Among children aged <5 years the carriage prevalence of H. influenzae
in Kilifi (26%) was within the range observed in Central African Republic (20%) and South Africa (40%) [33
]. Freezing of STGG media has negligible effect on pneumococcal culture sensitivity [17
] but in our hands it reduced the per-swab sensitivity for H. influenzae
by half. As three-quarters of the swabs were processed after freezing, the mean sensitivity of study swabs for H. influenzae
was only approximately 63%. However, even if we take this degree of insensitivity into account, the prevalence of Hib carriage in the population aged <5 years was low and this is likely to be attributable to the Hib vaccine program. In The Gambia introduction of Hib vaccine was associated with a decline in Hib carriage among young children from 12% to 0.25% [35
]. Carriage of non-capsulate H. influenzae
was common in our survey though it should be noted that there has been no concomitant increase in the incidence of non-capsulate invasive disease since the introduction of Hib vaccine [36
In developing countries there are few studies describing the proportion of episodes of invasive pneumococcal disease caused by vaccine serotypes nor describing the extent to which this may be approximated by using nasopharyngeal isolates. Among invasive isolates from children aged <5 years in Kilifi in 1998-2002 the vaccine serotype coverage for the 9-valent vaccine (PCV9), which also includes serotypes 1 and 5, was 70% [1
]. In the same age group the coverage in carried isolates was 47% for both PCV7 and PCV9. We observed only one carried isolate of serotype 1, though it accounts for 23% of all invasive disease episodes in children [1
], and we did not detect serotype 5 at all. For PCV7 therefore, the carried isolates predict the vaccine serotype coverage accurately; for PCV9 they are grossly inaccurate.

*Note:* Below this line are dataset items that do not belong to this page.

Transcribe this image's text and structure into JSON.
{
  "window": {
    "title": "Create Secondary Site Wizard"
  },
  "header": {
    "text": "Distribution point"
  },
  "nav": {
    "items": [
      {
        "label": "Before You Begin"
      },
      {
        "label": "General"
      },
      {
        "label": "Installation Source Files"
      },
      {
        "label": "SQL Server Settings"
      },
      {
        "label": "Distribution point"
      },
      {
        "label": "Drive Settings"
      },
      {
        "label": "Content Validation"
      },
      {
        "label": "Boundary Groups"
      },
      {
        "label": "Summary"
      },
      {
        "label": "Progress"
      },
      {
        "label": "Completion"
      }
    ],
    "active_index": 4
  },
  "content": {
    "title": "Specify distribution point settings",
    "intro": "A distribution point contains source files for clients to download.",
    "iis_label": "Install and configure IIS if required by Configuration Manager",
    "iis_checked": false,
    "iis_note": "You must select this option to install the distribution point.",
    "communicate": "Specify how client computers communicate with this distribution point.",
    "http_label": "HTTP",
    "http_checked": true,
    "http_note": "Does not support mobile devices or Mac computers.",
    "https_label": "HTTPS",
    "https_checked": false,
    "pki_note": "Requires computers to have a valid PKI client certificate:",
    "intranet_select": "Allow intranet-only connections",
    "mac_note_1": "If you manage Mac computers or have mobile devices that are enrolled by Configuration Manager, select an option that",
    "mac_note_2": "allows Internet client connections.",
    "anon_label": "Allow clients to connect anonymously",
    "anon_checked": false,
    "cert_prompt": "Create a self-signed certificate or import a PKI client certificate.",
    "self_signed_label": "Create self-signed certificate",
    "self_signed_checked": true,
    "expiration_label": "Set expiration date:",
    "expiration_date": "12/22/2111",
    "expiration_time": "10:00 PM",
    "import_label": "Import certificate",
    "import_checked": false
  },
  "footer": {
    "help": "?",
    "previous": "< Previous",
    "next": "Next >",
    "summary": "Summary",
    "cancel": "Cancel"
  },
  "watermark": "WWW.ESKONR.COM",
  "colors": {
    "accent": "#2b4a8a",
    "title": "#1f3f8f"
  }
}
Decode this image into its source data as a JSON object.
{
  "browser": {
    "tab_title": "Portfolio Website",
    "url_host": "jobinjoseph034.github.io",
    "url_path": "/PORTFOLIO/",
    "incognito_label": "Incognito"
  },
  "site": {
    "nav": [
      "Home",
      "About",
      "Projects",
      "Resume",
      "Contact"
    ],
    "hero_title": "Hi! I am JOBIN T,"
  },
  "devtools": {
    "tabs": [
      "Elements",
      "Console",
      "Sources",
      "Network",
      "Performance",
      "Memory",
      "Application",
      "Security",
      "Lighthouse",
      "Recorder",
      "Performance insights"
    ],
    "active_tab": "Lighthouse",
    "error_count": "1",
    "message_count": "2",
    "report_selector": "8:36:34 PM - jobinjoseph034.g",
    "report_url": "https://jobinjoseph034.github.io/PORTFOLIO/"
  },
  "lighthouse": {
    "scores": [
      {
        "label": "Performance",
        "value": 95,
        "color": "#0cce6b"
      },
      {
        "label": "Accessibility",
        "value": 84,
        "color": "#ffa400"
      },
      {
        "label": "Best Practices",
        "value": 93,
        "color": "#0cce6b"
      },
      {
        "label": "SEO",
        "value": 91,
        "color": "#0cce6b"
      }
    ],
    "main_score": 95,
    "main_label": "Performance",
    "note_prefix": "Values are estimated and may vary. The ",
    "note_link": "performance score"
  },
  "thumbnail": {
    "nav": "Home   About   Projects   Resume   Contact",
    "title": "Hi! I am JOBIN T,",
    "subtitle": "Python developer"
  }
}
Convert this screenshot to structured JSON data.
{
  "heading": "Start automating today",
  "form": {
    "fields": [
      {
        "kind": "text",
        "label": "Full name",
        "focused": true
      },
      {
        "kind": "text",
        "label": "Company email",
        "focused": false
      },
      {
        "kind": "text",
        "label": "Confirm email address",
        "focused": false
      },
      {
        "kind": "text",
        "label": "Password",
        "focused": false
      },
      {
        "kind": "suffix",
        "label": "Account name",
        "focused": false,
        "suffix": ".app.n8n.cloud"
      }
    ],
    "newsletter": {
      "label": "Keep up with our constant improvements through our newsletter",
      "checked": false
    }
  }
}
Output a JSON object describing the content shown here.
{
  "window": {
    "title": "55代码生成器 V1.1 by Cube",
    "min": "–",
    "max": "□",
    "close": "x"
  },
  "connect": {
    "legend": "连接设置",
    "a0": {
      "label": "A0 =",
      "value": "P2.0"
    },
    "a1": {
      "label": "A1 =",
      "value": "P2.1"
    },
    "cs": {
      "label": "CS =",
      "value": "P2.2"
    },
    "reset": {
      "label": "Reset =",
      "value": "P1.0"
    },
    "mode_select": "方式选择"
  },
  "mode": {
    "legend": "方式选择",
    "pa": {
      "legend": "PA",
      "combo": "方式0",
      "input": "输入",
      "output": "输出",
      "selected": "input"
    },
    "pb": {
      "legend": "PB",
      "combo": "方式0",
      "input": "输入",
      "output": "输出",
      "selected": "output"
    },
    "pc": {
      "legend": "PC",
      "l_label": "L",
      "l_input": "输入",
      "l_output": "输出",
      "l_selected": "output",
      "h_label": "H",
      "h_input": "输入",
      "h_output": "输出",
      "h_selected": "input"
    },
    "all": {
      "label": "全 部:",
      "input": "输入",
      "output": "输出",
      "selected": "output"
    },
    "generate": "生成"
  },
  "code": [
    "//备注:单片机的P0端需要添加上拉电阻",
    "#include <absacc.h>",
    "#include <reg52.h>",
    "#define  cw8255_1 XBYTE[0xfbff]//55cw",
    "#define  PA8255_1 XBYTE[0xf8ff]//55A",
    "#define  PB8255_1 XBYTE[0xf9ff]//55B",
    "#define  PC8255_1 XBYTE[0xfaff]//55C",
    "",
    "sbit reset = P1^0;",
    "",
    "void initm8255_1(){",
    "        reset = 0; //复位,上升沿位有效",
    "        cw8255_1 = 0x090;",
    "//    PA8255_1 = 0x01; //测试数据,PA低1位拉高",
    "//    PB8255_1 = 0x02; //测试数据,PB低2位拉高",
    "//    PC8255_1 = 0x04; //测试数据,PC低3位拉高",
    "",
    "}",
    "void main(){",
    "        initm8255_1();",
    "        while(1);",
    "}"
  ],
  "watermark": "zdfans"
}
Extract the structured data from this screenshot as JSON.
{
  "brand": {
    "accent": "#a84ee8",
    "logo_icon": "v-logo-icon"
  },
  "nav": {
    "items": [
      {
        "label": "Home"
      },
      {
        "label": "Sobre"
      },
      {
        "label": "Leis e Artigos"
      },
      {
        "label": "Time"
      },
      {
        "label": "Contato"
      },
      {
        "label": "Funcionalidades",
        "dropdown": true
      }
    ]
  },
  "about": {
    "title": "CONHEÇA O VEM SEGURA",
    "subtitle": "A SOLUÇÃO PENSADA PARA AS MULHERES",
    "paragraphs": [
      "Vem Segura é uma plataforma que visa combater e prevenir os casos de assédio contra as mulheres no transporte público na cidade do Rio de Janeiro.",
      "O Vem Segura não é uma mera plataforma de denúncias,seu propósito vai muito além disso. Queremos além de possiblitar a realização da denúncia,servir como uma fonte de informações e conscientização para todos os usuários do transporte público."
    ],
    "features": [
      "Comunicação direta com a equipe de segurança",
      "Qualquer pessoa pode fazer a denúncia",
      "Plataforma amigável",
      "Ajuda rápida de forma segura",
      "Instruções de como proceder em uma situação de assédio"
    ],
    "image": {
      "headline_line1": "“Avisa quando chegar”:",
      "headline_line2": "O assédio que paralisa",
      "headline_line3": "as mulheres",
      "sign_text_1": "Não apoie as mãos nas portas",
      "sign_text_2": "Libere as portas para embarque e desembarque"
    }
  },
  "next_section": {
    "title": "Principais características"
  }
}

A second question of current interest regarding pneumococcal serotypes is whether the direct benefits of introducing PCV7 into routine childhood immunization programs in developing countries would be undermined by an increase in the incidence of non-vaccine type disease. The risk of serotype replacement disease is a function of the exposure frequency and virulence of non-vaccine types in the population. In the USA serotypes 3 and 19A and serogroups 15 and 33 are those that have increased most significantly following vaccine introduction [11
]. Only 9% (18/207) of the carried isolates from young children in Kilifi fell into these groups. However, across all ages there were at least 40 circulating serotypes in a relatively small population sample in Kilifi and 164 (59%) of the carried pneumococci were from serotypes that are not included in PCV7. Operational use of conjugate pneumococcal vaccines in Kenya, justified by strong evidence of efficacy [3
] will provide a natural test of virulence for the many non-vaccine serotypes circulating in this population.